The best trick for beating insomnia might be trying to stay awake
As the clock ticks on and on you know that you'll be even less rested the next day, it makes the stress even worse, like the universe is laughing at you.
It turns out, there is a counterintuitive solution to insomnia. As students sitting through morning lectures everywhere know, the trick to falling asleep might be trying to stay awake.
This strategy is a cognitive behavioral therapy technique with the great name "paradoxical intention." By trying to stay awake, you achieve your true goal of falling asleep.
This therapy was tested in a small 2003 study published in the Cambridge journal Behavioural and Cognitive Psychotherapy that was recently highlighted in a 59 Seconds video we spotted via New York Mag's Science of Us.
In that study researchers took 34 insomniacs and divided them into two groups - one was told to fall asleep normally and the other was told to passively try and stay awake (lying in bed with eyes open, but no external stimuli or jumping up and down to stay alert), strategies they tried to employ for the next 14 days.
At the end of that time, the group that had tried to stay awake subjectively reported that they fell asleep faster and had much less anxiety about sleep and felt they slept better.
While those results were subjective, the American Academy for Sleep Medicine reports that there's enough evidence to say that the "paradoxical intention" strategy is "effective and recommended therapy" for treating insomnia.

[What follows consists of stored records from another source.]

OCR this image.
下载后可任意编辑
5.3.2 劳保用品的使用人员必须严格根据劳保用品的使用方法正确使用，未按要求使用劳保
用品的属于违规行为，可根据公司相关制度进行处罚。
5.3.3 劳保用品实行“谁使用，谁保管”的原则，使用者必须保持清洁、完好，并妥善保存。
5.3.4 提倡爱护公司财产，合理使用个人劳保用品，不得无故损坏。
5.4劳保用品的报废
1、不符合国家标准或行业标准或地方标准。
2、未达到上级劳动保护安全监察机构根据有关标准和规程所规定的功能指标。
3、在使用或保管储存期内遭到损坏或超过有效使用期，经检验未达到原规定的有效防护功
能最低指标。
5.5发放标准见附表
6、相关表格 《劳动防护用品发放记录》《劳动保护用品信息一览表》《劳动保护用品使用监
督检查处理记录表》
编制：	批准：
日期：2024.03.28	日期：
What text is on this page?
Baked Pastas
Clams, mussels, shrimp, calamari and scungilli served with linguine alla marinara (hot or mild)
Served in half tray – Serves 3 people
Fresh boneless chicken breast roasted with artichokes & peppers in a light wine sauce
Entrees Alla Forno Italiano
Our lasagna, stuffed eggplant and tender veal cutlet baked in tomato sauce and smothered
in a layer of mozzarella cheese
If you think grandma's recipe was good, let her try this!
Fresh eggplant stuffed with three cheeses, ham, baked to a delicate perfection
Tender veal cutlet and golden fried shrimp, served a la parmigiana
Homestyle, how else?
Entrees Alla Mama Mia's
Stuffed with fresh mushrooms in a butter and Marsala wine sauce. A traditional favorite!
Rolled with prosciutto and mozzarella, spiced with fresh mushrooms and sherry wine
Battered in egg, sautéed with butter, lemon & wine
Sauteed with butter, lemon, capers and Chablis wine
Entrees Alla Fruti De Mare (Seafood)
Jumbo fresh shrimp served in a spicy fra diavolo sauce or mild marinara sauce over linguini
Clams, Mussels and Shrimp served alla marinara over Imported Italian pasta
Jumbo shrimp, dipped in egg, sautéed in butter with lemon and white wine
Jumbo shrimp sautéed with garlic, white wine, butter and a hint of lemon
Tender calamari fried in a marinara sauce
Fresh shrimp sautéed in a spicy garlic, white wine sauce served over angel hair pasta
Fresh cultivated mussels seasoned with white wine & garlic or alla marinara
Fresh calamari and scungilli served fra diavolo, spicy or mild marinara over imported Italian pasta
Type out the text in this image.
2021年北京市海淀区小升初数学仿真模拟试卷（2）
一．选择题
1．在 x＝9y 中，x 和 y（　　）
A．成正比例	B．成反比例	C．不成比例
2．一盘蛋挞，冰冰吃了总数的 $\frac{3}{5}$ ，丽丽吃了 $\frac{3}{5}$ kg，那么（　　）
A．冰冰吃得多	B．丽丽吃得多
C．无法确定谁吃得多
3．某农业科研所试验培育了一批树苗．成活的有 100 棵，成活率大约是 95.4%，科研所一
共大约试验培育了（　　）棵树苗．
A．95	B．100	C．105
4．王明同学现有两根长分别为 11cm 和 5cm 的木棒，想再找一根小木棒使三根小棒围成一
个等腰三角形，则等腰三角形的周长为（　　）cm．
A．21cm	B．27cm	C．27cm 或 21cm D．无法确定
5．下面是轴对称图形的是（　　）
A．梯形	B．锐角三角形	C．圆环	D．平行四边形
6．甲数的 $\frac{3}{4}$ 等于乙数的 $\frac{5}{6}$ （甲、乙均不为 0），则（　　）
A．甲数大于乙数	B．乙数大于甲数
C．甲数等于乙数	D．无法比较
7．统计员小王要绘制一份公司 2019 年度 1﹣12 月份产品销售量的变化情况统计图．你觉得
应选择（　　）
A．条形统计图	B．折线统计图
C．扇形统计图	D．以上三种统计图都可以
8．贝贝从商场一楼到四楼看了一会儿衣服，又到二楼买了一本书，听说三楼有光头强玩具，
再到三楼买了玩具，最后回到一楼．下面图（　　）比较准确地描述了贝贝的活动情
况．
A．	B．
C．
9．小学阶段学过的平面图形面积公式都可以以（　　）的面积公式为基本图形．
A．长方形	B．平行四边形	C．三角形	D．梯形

As they explain, the key is that this strategy removes the anxiety cycle that can start when someone is trying to fall asleep.
So they next time you're lying in bed wondering if you'll be awake enough for that meeting with your boss the next day, try and stay awake.
The "trying to stay awake" strategy doesn't allow you to look at a computer (which includes your phone, even if it didn't at the time of the study), watch TV, or read. Just lie there with your eyes open and don't try to fall asleep.
While that might seem boring, it's got to be worth it. After all, no one knows the joy of a good night's sleep better than an insomniac - after those nights when you've slept the night through you feel like you're experiencing the world in a whole new way. This could be an easy way to try to achieve that feeling more often.